There are several types of bankruptcies. Each type of bankruptcy is referred to by the applicable Chapter of bankruptcy law. Chapter 7 and Chapter 13 bankruptcies are often referred to as consumer bankruptcies. Chapter 7 is often called “liquidation” bankruptcy because it eliminates most types of debts within only a few months. Chapter 13 bankruptcy, sometimes referred to as “reorganization,” requires you to make monthly payments to the court for several years. The court eliminates the remaining debt at the conclusion of the Chapter 13 payment period.

Credit Scores

Bankruptcy, whether under Chapter 7 or Chapter 13, can substantially lower your credit scores. People who make payments on a purchased item, such as a house, car or an item or service paid for through a credit card, are assigned a credit score by three private companies called credit bureaus. If you make timely payments, those credit scores tend to rise. Missing and late payments will usually reduce those scores. Bankruptcy eliminates most types of debts, meaning that the debtor is no longer required to repay the money. Because bankruptcy, rather than payment, eliminates the amount of money owed, all three creditor scores will usually decline substantially.

Future Financing

Credit scores are designed to help lenders predict whether a potential customer will repay money loaned if credit is given.
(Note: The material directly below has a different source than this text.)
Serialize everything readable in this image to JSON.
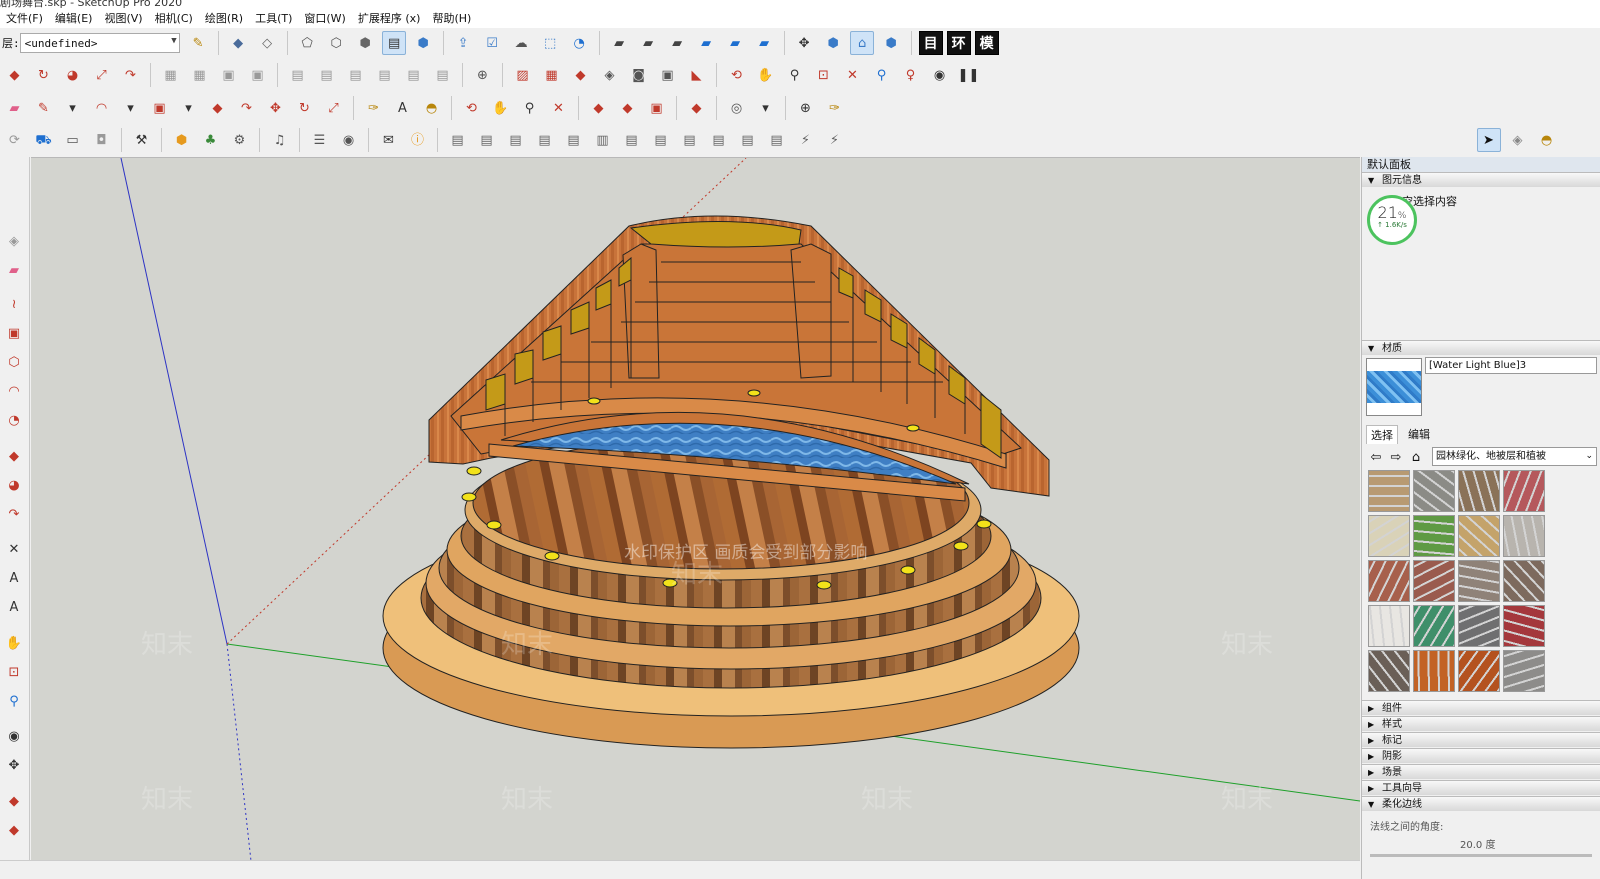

A potential borrower’s credit scores appear on a credit report. A bankruptcy will appear on your credit report for 10 years and will hurt your ability to secure financing in the future. In some cases, a potential lender may decide not to lend you money. This is often the case when trying to secure a mortgage for a house, a loan for a car, or a lease with an apartment owner. Other lenders, such as credit card companies, may decide to extend credit despite the bankruptcy, but at a higher interest rate.

Prospective Employers

Bankruptcy can potentially hurt a person’s ability to find employment, especially if the job requires handling money. Potential employers might check your credit report and discover the bankruptcy. Federal law prohibits a government employer from denying employment to an applicant on the ground that he filed for bankruptcy. But there is no such restriction on private employers.